“No way,” he said, stepping past her into the hallway. “Me and this tree have come too far. I need to see this through to the end.”
“It’s a Christmas tree, Freddie.”
“It’s my Everest.”
She smiled, even as her heart stumbled. She reached into her bag, trying to find her keys and ignore a litany of questions that popped up in her brain.
But why are you doing this? What does this mean? What are we even doing here?
By the time she finally found the keys and unlocked the door, it was too much. She paused before turning the knob and looked back at him.
“Thank you for helping me,” she said again.
“You’re welcome.” He grinned that familiar grin, the one that seemed to erase the expensive clothes and new haircut. The one that made him look like the old Freddie again. “Now, can you open the door? I can’t feel my shoulder anymore.”
“Right.” She smiled and opened the door, staying close to the wall to make room for him to walk by.
The tree was deceptively tall, and on Freddie’s shoulder it was almost a battering ram in Cricket’s apartment, knocking over a coat rack, a collection of hats, and three plastic wineglasses before Anne found the right place for it in the corner. She set the stand down and helped him guide the trunk into it, finally getting it on the fifth try.
“Perfect,” Freddie said.
She stood up and stepped back. It was bent at an odd angle, and she could now see that it had a grand total of six branches, but she had to agree. It was perfect.

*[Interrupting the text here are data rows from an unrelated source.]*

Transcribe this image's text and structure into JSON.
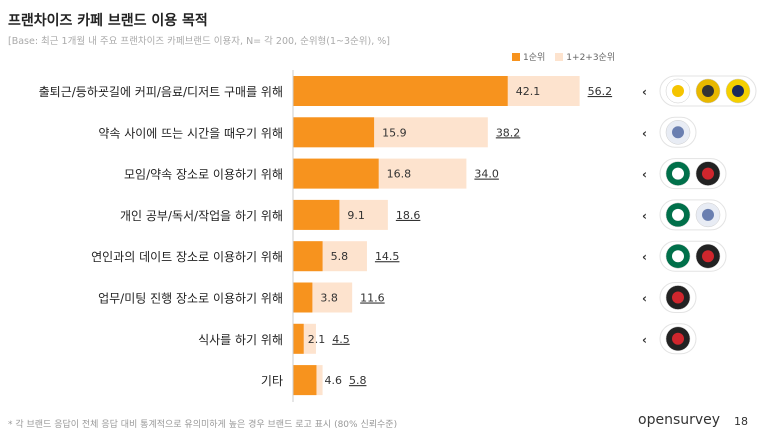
{
  "title": "프랜차이즈 카페 브랜드 이용 목적",
  "subtitle": "[Base: 최근 1개월 내 주요 프랜차이즈 카페브랜드 이용자, N= 각 200, 순위형(1~3순위), %]",
  "footnote": "* 각 브랜드 응답이 전체 응답 대비 통계적으로 유의미하게 높은 경우 브랜드 로고 표시 (80% 신뢰수준)",
  "brand": "opensurvey",
  "page_number": "18",
  "colors": {
    "rank1": "#F7931E",
    "rank123": "#FDE3CE"
  },
  "chart_data": {
    "type": "bar",
    "orientation": "horizontal",
    "stacked": false,
    "categories": [
      "출퇴근/등하굣길에 커피/음료/디저트 구매를 위해",
      "약속 사이에 뜨는 시간을 때우기 위해",
      "모임/약속 장소로 이용하기 위해",
      "개인 공부/독서/작업을 하기 위해",
      "연인과의 데이트 장소로 이용하기 위해",
      "업무/미팅 진행 장소로 이용하기 위해",
      "식사를 하기 위해",
      "기타"
    ],
    "series": [
      {
        "name": "1순위",
        "values": [
          42.1,
          15.9,
          16.8,
          9.1,
          5.8,
          3.8,
          2.1,
          4.6
        ]
      },
      {
        "name": "1+2+3순위",
        "values": [
          56.2,
          38.2,
          34.0,
          18.6,
          14.5,
          11.6,
          4.5,
          5.8
        ]
      }
    ],
    "legend": "top-right",
    "grid": false,
    "brand_logos": [
      [
        "yellow-cup-logo",
        "round-coffee-logo",
        "person-portrait-logo"
      ],
      [
        "gray-blue-circle-logo"
      ],
      [
        "starbucks-logo",
        "red-black-logo"
      ],
      [
        "starbucks-logo",
        "gray-blue-circle-logo"
      ],
      [
        "starbucks-logo",
        "red-black-logo"
      ],
      [
        "red-black-logo"
      ],
      [
        "red-black-logo"
      ],
      []
    ]
  }
}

She had never bought her own Christmas tree before. To be fair, she never really had to. Walt Elliot had a twelve-foot-tall fake tree he paid someone to haul out of storage each year. While Bianca had been in charge of decorating it when she was still with Walt, the responsibility fell to Anne after the divorce. Not that anyone ever asked her, of course.
But not this year, she thought and smiled. It may have been a broken little tree, but it was hers.
“Do you have to water it?” Freddie asked, moving to stand beside her.
She looked up at him incredulously. “Freddie, your entire company was based around hydroponic farming.”
He looked almost offended. “Hey. Give me a break. The only Christmas tree I’ve ever had was that ten-foot silver monstrosity my mom puts up every year.”
Anne’s smile returned along with the memory. She had only spent one Christmas at the Wentworth home, but she remembered that tree in the window when they arrived, each needle made of silver tinsel, so its lights were almost blinding from the street.
“She doesn’t still have it, does she?” Anne asked.
He nodded. “Oh yeah. I had to haul it up from the basement just a couple of weeks ago.”
Anne laughed again. As the sound faded, a heavy silence fell, one that seemed to highlight the facts: The tree was here, it was up, and there was nothing left for Freddie to do.
But she didn’t want him to go. It felt like she was finally getting the old Freddie back and she was afraid that something as simpleas him leaving would erase all the progress they had made. She had no idea how to avoid it, though. So she just stared at the bare branches of her tree, hoping to prolong the moment before the inevitable.
“I think it needs something,” he finally said.
Right. Of course. She had to decorate it. She didn’t know how to explain to Freddie that she barely had the money to afford the tree, let alone ornaments. Then a thought popped into her mind.
“I have lights!” she exclaimed. “Wait here.”
She started toward the hallway closet before he could protest.
Chloe’s fairy lights were right where Anne had put them a few weeks ago, coiled up on the shelf.
She returned, holding them above her head like a prize catch, then plugged the cord into the socket by the tree. The floor lit up with a thousand points of light around their feet. She picked up one end and he grabbed the other, and together they found a rhythm passing the lights back and forth between them.
“This is going to look better than I thought,” Anne said halfway through the process.
“Well, you cheated,” Freddie said before handing the lights back to her to go around again.